Roman Opałka, OPALKA 1965/1—∞, part. coll. David Sahubotham, foto elf
Questa installazione esposta nel 2007 nell'ambito della mostra Artempo dedicata al rapporto tra arte e tempo presso palazzo Fortuny a Venezia, prevede l'accostamento di una anonima scultura del Buddha e delle opere di Roman Opałka, il quale dipinge sulle sue tele solamente una serie di numeri progressivi, composta da una successione di cifre in cui l'ultima corrisponde alla precedente aumentata di una unità (1, 12, 123, …). Le sue opere odierne contano migliaia di cifre le quali appaiono sempre più invisibili confondendosi il pigmento sempre più bianco con il fondo bianco della tela e allontanandosi sempre più, opera dopo opera, dal colore nero della prima opera risalente al 1965.

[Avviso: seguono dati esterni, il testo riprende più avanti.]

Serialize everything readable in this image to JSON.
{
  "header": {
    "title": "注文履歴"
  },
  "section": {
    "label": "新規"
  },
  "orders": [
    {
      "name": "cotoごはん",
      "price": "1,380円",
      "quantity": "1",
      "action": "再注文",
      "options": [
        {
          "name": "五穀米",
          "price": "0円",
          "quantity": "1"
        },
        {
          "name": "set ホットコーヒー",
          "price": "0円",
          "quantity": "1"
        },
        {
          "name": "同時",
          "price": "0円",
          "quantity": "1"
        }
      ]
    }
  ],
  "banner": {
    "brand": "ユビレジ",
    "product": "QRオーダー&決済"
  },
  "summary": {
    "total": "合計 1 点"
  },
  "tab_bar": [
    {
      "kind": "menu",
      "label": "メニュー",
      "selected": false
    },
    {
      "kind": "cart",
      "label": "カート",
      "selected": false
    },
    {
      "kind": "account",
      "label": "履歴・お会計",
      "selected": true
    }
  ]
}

Inoltre l'artista, ogniqualvolta espone una nuova opera, realizza degli autoritratti che rispettano anch'essi la medesima norma dei quadri, andando dunque via via sdefinendosi nel colore di fondo.

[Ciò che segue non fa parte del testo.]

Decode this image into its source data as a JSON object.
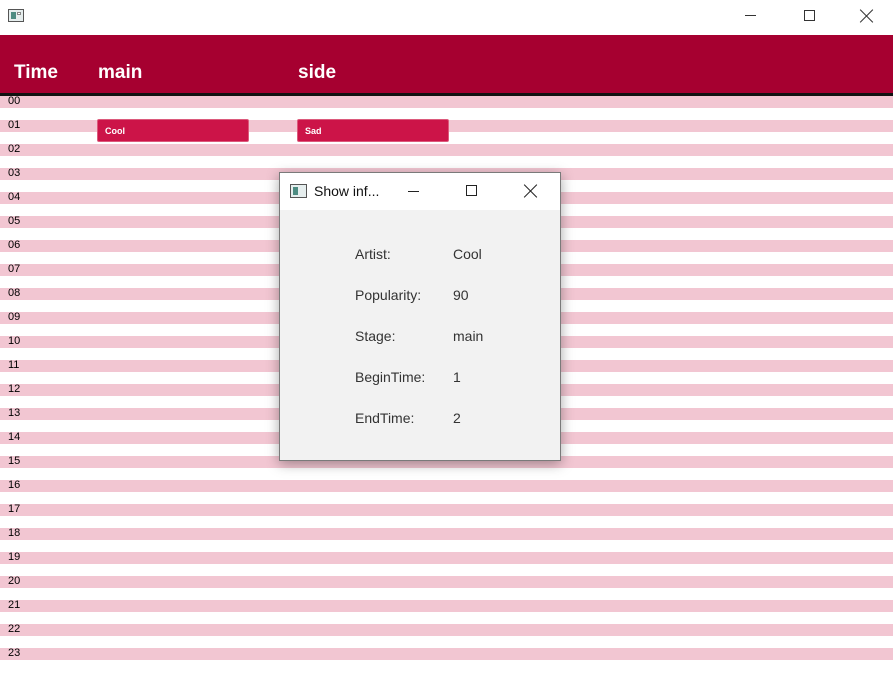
{
  "window": {
    "icon": "app-window-icon",
    "controls": {
      "minimize": "minimize-icon",
      "maximize": "maximize-icon",
      "close": "close-icon"
    }
  },
  "header": {
    "time_label": "Time",
    "stages": [
      "main",
      "side"
    ]
  },
  "schedule": {
    "hours": [
      "00",
      "01",
      "02",
      "03",
      "04",
      "05",
      "06",
      "07",
      "08",
      "09",
      "10",
      "11",
      "12",
      "13",
      "14",
      "15",
      "16",
      "17",
      "18",
      "19",
      "20",
      "21",
      "22",
      "23"
    ],
    "performances": [
      {
        "artist": "Cool",
        "stage": "main",
        "begin": 1
      },
      {
        "artist": "Sad",
        "stage": "side",
        "begin": 1
      }
    ]
  },
  "dialog": {
    "title": "Show inf...",
    "rows": [
      {
        "label": "Artist:",
        "value": "Cool"
      },
      {
        "label": "Popularity:",
        "value": "90"
      },
      {
        "label": "Stage:",
        "value": "main"
      },
      {
        "label": "BeginTime:",
        "value": "1"
      },
      {
        "label": "EndTime:",
        "value": "2"
      }
    ]
  },
  "colors": {
    "header": "#a60030",
    "band": "#f2c6d2",
    "slot": "#cc1448",
    "dialog_bg": "#f2f2f2"
  }
}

La relazione tra il Buddha e l'invisibilità numerica di Opalka è comprensibile riconoscendo che "numeros" significa "anima": il filo conduttore dell'impermanenza dà senso all'installazione.

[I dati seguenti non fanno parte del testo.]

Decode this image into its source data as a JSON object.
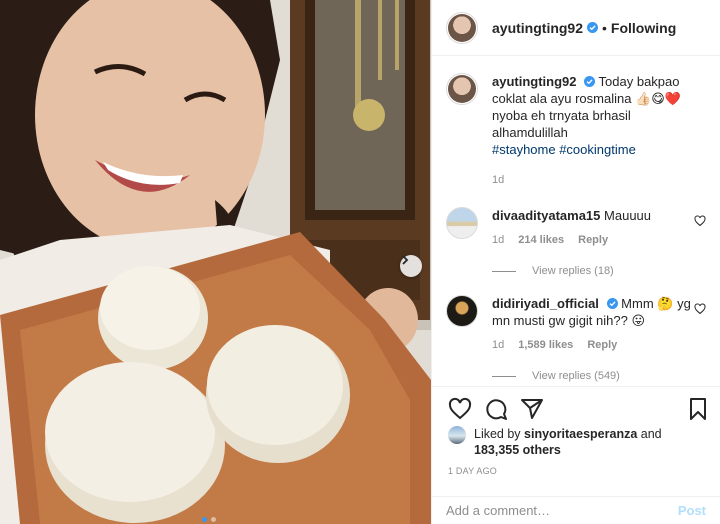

La considerazione del lavoro di Opalka ci permette poi di chiudere la lezione sugli impressionisti, l'artista infatti attraverso questa cifratura del progressivamente invisibile sottrae colore a ogni opera per tentare di giungere alla pura luce non più disturbata dal pigmento che aveva causato la tragedia degli impressionisti i quali tentarono senza chiaramente riuscirci di tradurre la luce mediante il suo antagonista, la materia, il colore. Il grande progetto di questo artista coincide allora con un'unica opera che dal 1965 a oggi implica la numerazione estrema della luce che vince sulla tragedia del colore.